No dia seguinte, ao contrário do que prometera, Rufo apenas enviara por correio eletrónico o diploma da universidade Portucalense que apenas confirma a licenciatura, sem ter discriminadas as cadeiras das três faculdades que frequentara, tal como prometera. Mantendo uma eclesiástica suavidade nos modos, o falso advogado justifica-se: “Peço imensa desculpa, sôtora. Afinal, não tenho os documentos. Vou ter de pedir os certificados. Mas, na sexta-feira, sem falta, tem as coisinhas aí”.

Esse dia chegou mas não alterou o rumo das coisas. Rufo empatava o tempo e apenas enviava uma cópia de um pedido feito à Portucalense, a universidade por ele burlada, do seu diploma completo prontificando-se a mandar os documentos mal os tivesse na sua posse. 

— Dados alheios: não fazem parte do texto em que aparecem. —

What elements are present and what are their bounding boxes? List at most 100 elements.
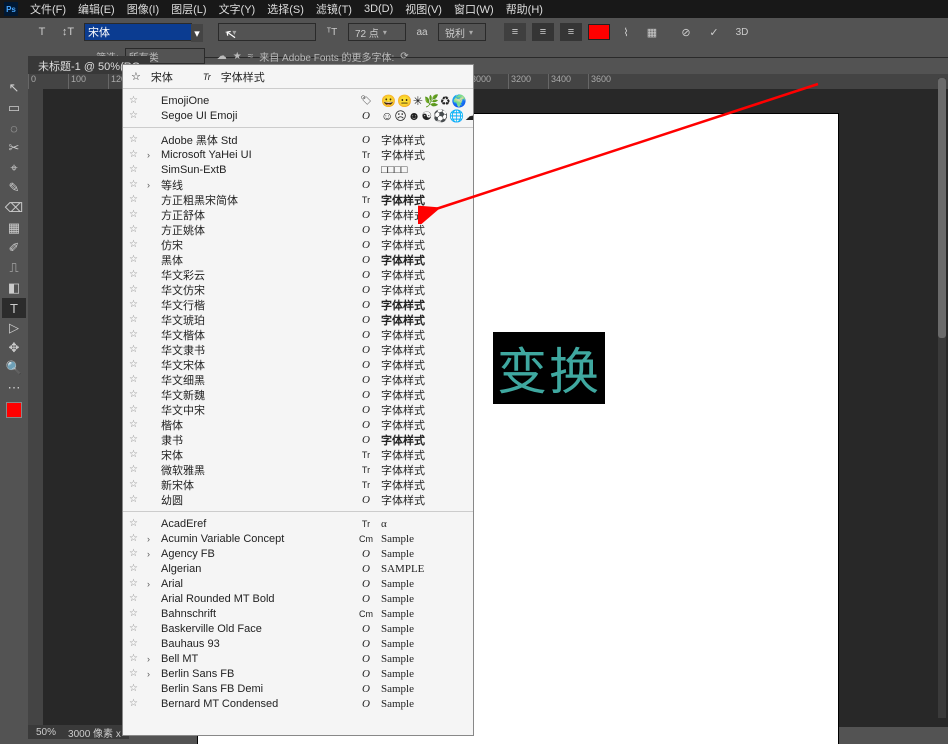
tool-1[interactable]: ▭ [2,98,26,118]
star-icon[interactable]: ☆ [129,110,141,121]
font-list-item[interactable]: ☆仿宋O字体样式 [123,237,473,252]
font-list-item[interactable]: ☆Segoe UI EmojiO☺☹☻☯⚽🌐☁ [123,108,473,123]
font-list-item[interactable]: ☆AcadErefTrα [123,516,473,531]
font-list-item[interactable]: ☆›ArialOSample [123,576,473,591]
star-icon[interactable]: ☆ [129,299,141,310]
star-icon[interactable]: ☆ [129,149,141,160]
warp-text-icon[interactable]: ⌇ [616,22,636,42]
font-list-item[interactable]: ☆AlgerianOSAMPLE [123,561,473,576]
font-list-item[interactable]: ☆›等线O字体样式 [123,177,473,192]
font-list-item[interactable]: ☆华文宋体O字体样式 [123,357,473,372]
menu-window[interactable]: 窗口(W) [448,1,500,17]
star-icon[interactable]: ☆ [129,329,141,340]
star-icon[interactable]: ☆ [129,548,141,559]
font-list-item[interactable]: ☆EmojiOne🏷😀😐✳🌿♻🌍 [123,93,473,108]
menu-image[interactable]: 图像(I) [121,1,165,17]
star-icon[interactable]: ☆ [129,608,141,619]
star-icon[interactable]: ☆ [129,419,141,430]
expand-icon[interactable]: › [147,549,155,559]
star-icon[interactable]: ☆ [129,224,141,235]
tool-12[interactable]: ▷ [2,318,26,338]
char-panel-icon[interactable]: ▦ [642,22,662,42]
cancel-icon[interactable]: ⊘ [676,22,696,42]
font-list-item[interactable]: ☆Bernard MT CondensedOSample [123,696,473,711]
align-right-button[interactable]: ≡ [560,23,582,41]
status-zoom[interactable]: 50% [36,727,56,738]
fav-header-icon[interactable]: ☆ [131,70,141,83]
star-icon[interactable]: ☆ [129,209,141,220]
star-icon[interactable]: ☆ [129,638,141,649]
star-icon[interactable]: ☆ [129,563,141,574]
font-list-item[interactable]: ☆Adobe 黑体 StdO字体样式 [123,132,473,147]
canvas-text-layer[interactable]: 变换 [493,332,605,404]
font-list-item[interactable]: ☆华文细黑O字体样式 [123,372,473,387]
star-icon[interactable]: ☆ [129,449,141,460]
align-center-button[interactable]: ≡ [532,23,554,41]
font-list-item[interactable]: ☆华文行楷O字体样式 [123,297,473,312]
star-icon[interactable]: ☆ [129,668,141,679]
tool-14[interactable]: 🔍 [2,358,26,378]
font-list-item[interactable]: ☆Berlin Sans FB DemiOSample [123,681,473,696]
font-list-item[interactable]: ☆宋体Tr字体样式 [123,447,473,462]
font-list-item[interactable]: ☆方正粗黑宋简体Tr字体样式 [123,192,473,207]
font-list-item[interactable]: ☆›Bell MTOSample [123,651,473,666]
star-icon[interactable]: ☆ [129,95,141,106]
adobe-fonts-icon[interactable]: ☁ [217,51,227,62]
star-filter-icon[interactable]: ★ [233,51,242,62]
font-list-item[interactable]: ☆›Microsoft YaHei UITr字体样式 [123,147,473,162]
expand-icon[interactable]: › [147,654,155,664]
star-icon[interactable]: ☆ [129,533,141,544]
font-size-field[interactable]: 72 点 [348,23,406,41]
star-icon[interactable]: ☆ [129,653,141,664]
menu-edit[interactable]: 编辑(E) [72,1,121,17]
sync-icon[interactable]: ⟳ [400,51,408,62]
tool-preset-icon[interactable]: T [32,22,52,42]
expand-icon[interactable]: › [147,180,155,190]
font-list-item[interactable]: ☆›Acumin Variable ConceptCmSample [123,531,473,546]
tool-11[interactable]: T [2,298,26,318]
similar-filter-icon[interactable]: ≈ [248,51,254,62]
expand-icon[interactable]: › [147,150,155,160]
star-icon[interactable]: ☆ [129,314,141,325]
text-color-swatch[interactable] [588,24,610,40]
font-list-item[interactable]: ☆新宋体Tr字体样式 [123,477,473,492]
star-icon[interactable]: ☆ [129,578,141,589]
font-list-item[interactable]: ☆Baskerville Old FaceOSample [123,621,473,636]
font-list-item[interactable]: ☆SimSun-ExtBO□□□□ [123,162,473,177]
tool-15[interactable]: ⋯ [2,378,26,398]
font-list-item[interactable]: ☆BahnschriftCmSample [123,606,473,621]
font-list-item[interactable]: ☆楷体O字体样式 [123,417,473,432]
star-icon[interactable]: ☆ [129,698,141,709]
font-list-item[interactable]: ☆Arial Rounded MT BoldOSample [123,591,473,606]
font-list-item[interactable]: ☆幼圆O字体样式 [123,492,473,507]
expand-icon[interactable]: › [147,579,155,589]
star-icon[interactable]: ☆ [129,623,141,634]
star-icon[interactable]: ☆ [129,434,141,445]
star-icon[interactable]: ☆ [129,683,141,694]
star-icon[interactable]: ☆ [129,593,141,604]
font-list-item[interactable]: ☆黑体O字体样式 [123,252,473,267]
star-icon[interactable]: ☆ [129,164,141,175]
font-list-item[interactable]: ☆华文彩云O字体样式 [123,267,473,282]
star-icon[interactable]: ☆ [129,494,141,505]
font-list-item[interactable]: ☆华文楷体O字体样式 [123,327,473,342]
tool-2[interactable]: ◌ [2,118,26,138]
text-orient-icon[interactable]: ↕T [58,22,78,42]
star-icon[interactable]: ☆ [129,404,141,415]
star-icon[interactable]: ☆ [129,284,141,295]
scrollbar-thumb[interactable] [938,78,946,338]
menu-help[interactable]: 帮助(H) [500,1,549,17]
star-icon[interactable]: ☆ [129,479,141,490]
tool-10[interactable]: ◧ [2,278,26,298]
menu-view[interactable]: 视图(V) [399,1,448,17]
font-list-item[interactable]: ☆华文中宋O字体样式 [123,402,473,417]
font-dropdown-arrow[interactable]: ▾ [191,24,203,42]
tool-9[interactable]: ⎍ [2,258,26,278]
tool-0[interactable]: ↖ [2,78,26,98]
star-icon[interactable]: ☆ [129,134,141,145]
menu-type[interactable]: 文字(Y) [213,1,262,17]
menu-filter[interactable]: 滤镜(T) [310,1,358,17]
fg-color[interactable] [6,402,22,418]
font-list-item[interactable]: ☆Bauhaus 93OSample [123,636,473,651]
font-list-item[interactable]: ☆华文隶书O字体样式 [123,342,473,357]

As fontes contactadas pelo Nascer do SOL garantem que Rufo utilizou este esquema com outras disciplinas além da de Direito Administrativo, o que não foi possível confirmar. Nos documentos da Universidade Portucalense, consta que aquele aluno teve equivalência a sete cadeiras – mas onde foram efetuadas é uma incógnita. Talvez o facto de Rufo ter frequentado a Universidade Livre, que fechou em 1986, dando depois origem à Portucalense, seja uma explicação, uma vez que os arquivos da primeira estão em paradeiro incerto.

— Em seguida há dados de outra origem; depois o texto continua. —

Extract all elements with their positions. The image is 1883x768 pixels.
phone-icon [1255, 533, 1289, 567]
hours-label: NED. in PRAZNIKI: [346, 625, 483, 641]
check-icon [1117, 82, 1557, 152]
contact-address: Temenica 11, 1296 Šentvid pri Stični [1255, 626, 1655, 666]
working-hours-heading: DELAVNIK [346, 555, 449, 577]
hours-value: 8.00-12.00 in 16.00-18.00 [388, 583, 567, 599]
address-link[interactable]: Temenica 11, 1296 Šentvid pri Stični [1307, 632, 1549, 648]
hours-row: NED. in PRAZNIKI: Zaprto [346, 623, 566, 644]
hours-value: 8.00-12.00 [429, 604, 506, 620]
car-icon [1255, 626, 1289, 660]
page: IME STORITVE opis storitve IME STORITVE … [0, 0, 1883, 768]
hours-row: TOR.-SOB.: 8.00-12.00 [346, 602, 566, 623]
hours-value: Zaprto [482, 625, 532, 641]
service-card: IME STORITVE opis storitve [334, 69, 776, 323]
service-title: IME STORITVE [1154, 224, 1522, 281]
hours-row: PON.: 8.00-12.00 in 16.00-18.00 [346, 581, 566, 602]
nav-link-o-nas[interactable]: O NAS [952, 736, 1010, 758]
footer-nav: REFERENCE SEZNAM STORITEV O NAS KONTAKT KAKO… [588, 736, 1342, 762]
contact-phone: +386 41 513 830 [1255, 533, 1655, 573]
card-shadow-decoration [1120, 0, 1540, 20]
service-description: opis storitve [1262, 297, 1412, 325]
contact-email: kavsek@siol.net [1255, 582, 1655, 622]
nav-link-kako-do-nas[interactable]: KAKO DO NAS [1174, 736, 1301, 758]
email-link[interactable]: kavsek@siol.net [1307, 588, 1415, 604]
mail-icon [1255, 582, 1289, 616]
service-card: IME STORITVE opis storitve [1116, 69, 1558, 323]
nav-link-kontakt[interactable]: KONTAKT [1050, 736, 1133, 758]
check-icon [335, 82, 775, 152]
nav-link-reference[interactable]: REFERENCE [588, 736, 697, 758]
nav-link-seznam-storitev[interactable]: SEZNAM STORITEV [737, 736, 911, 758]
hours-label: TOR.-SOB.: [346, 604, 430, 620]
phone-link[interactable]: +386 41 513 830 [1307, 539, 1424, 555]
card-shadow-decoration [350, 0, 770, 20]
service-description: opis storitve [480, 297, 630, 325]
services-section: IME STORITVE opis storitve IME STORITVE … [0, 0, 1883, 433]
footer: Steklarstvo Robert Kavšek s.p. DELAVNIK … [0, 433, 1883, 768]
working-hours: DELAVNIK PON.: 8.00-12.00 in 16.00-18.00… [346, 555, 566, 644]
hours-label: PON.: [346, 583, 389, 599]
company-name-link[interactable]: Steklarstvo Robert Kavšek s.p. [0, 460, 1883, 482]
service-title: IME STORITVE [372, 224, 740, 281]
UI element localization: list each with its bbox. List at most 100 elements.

Miguel Matias, ex-vice-presidente do Conselho Geral da Ordem dos Advogados da Ordem dos Advogados faz a radiografia da situação do ponto de vista jurídico: “Caso se verifique alguma desconformidade ou falta de correspondência com a verdade, poderemos estar perante a prática de um crime de usurpação de funções e de um crime de falsificação de documentos. Do ponto de vista disciplinar, verificando-se a desconformidade do título para o exercício das funções de advogado, tal poderá constituir motivo para a expulsão nos termos do Estatuto da Ordem dos Advogados.”

Enquanto isso, por Coimbra, entre os lentes, o falso advogado até ganhou o cognome do jurista romano Rufos. Um reputado académico não consegue deixar de ironizar: “Talvez tenha sido esse quem lhe tenha dado a equivalência”.